The government needs to develop the ability to plan for best and worst-case scenarios. File photograph: Getty

 

A young couple hoping to get married next summer cannot just have a plan A and a plan B. They need plans covering a whole range of possibilities from having anything from six to two hundred guests at the wedding. 

This level of planning seems beyond the government. This week, yet again, we had the spectacle of educational policy being invented on the hoof, with little or no consultation with the people whose responsibility it is to implement it. Predictably, the unilateral decision to impose a three-day week in schools for sixth years has caused an angry backlash.

The three-day model will not now be implemented on Monday due to real public health concerns for students and teachers. Politicians were out of step with the level of public anxiety about the potentially deadly disease.They may have meant well but it lacked foresight and awareness of the logistical challenges, including the problems facing teachers with young children.

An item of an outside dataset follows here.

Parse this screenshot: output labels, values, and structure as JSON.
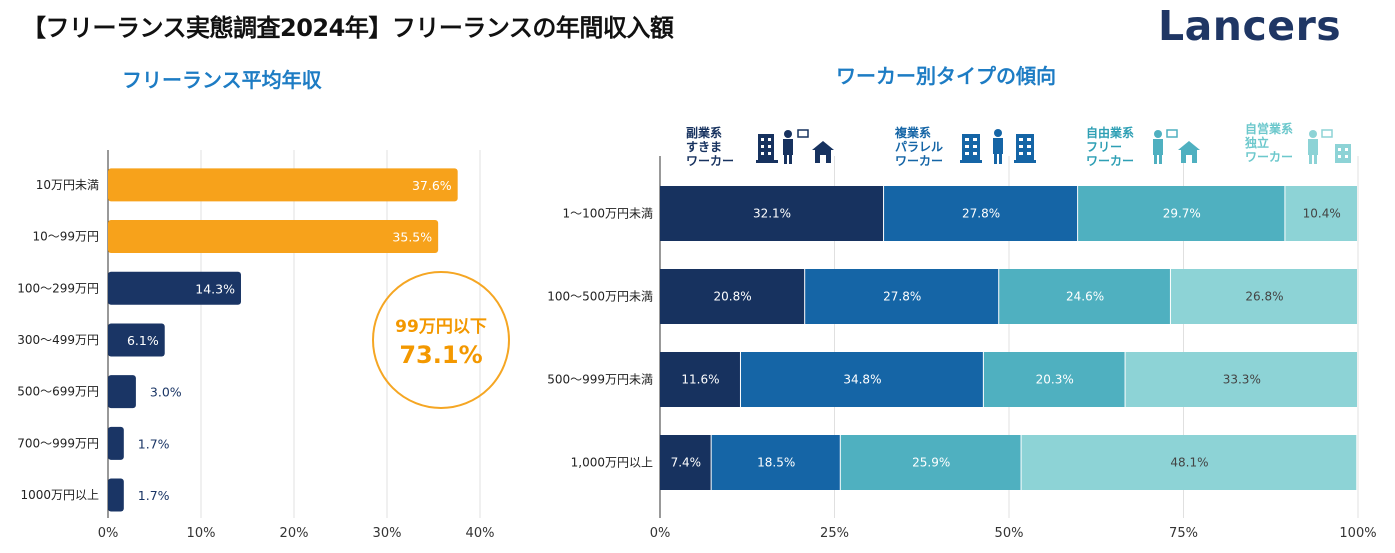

What can be learned from this mess? The government has to stop being definitive about things about which it is impossible to be definitive. It cannot promise sixth year students who have already experienced extraordinary stress that the traditional Leaving Cert will happen. Instead, it must be both more modest and more ambitious, by developing a limited number of alternatives and investing heavily in making the best case happen while being prepared for the worst case. It needs to treat the educational partners with respect and institute real consultation.

No credibility

At the moment, calculated grades are the worst-case scenario for Leaving Cert students because they have no credibility given how badly they worked the last time. (This includes the fact that class rankings were released despite assurances that they would not be, adding to students’ angst.)

Politicians should stop repeating that the Leaving Cert will be held no matter what. Be honest. The traditional Leaving Cert will be held unless there is another massive upsurge in cases, or the vaccine turns out to provide limited immunity, or any other frightening scenario. But in the meantime, contingency plans for calculated grades need to be put in place including testing the system rigorously to prevent the egregious errors which crept in the last time.

Historical data from schools will have to be taken into account in order to avoid the kind of grade inflation that happened in 2020, while at the same time not penalising the exceptional students who far exceed the average grades in their school. This is not an easy process but it cannot be rushed again at the last minute or results will be predictably disastrous.

At a time of crisis, the government will be reluctant to spend considerable sums on a system which every adult involved in education fervently hopes will never have to be used. Teachers abhor calculated grades for the damage they do to their relationship with students. But the alternative to preparing for calculated grades is to have a system in which no one has faith at the very time at which it is most needed.

Urgent decisions will have to be made on mock exams. If Covid-19 continues to rampage, mocks should probably be cancelled or postponed until practical, creative solutions can be found which will keep students safe while sitting them. Similar difficult decisions will have to be made immediately about orals and practicals.

Even if Covid-19 cases decline, Leaving Cert students cannot be expected to sit exams with the current minor concessions regarding the papers and coursework. Further accommodations will have to be made right now. These students have had their education seriously disrupted and this must be recognised in a practical way.

Tsunami of infection

It is also extraordinary that this week students and teachers were expected to be among the few exceptions who would move about in the community and mingle in large groups during what Michéal Martin described as a tsunami of infection. Yet no mention was made of prioritising them for vaccination. Everyone accepts that the elderly and healthcare professionals must come first, but if we are serious about reopening schools in full as soon as possible, surely teachers should not be eleventh in a queue of 15 and students should not be fifteenth?

It is important that there is realism about what is possible with remote learning, too. Communication via screens is exhausting and inadequate. Furthermore, just try listening to any radio station and hear how often there are problems with interviewees on mobile phones and how often interviews have to be abandoned or re-scheduled. Then think about how much more complex an online lesson is. When it comes to digital technology, multiply the difficulties caused by mobile phones by a factor of 10. Teachers and students will be working with equipment never designed to bear the weight of remote teaching, and sometimes with inadequate broadband and almost no IT support. 

The priority now has to be to keep everyone safe and healthy. Students need to be reassured that everyone is planning ahead and prioritising their welfare. It is important that parents, students, teachers and managers, and yes, even politicians, all cut each other some slack in these terrible times.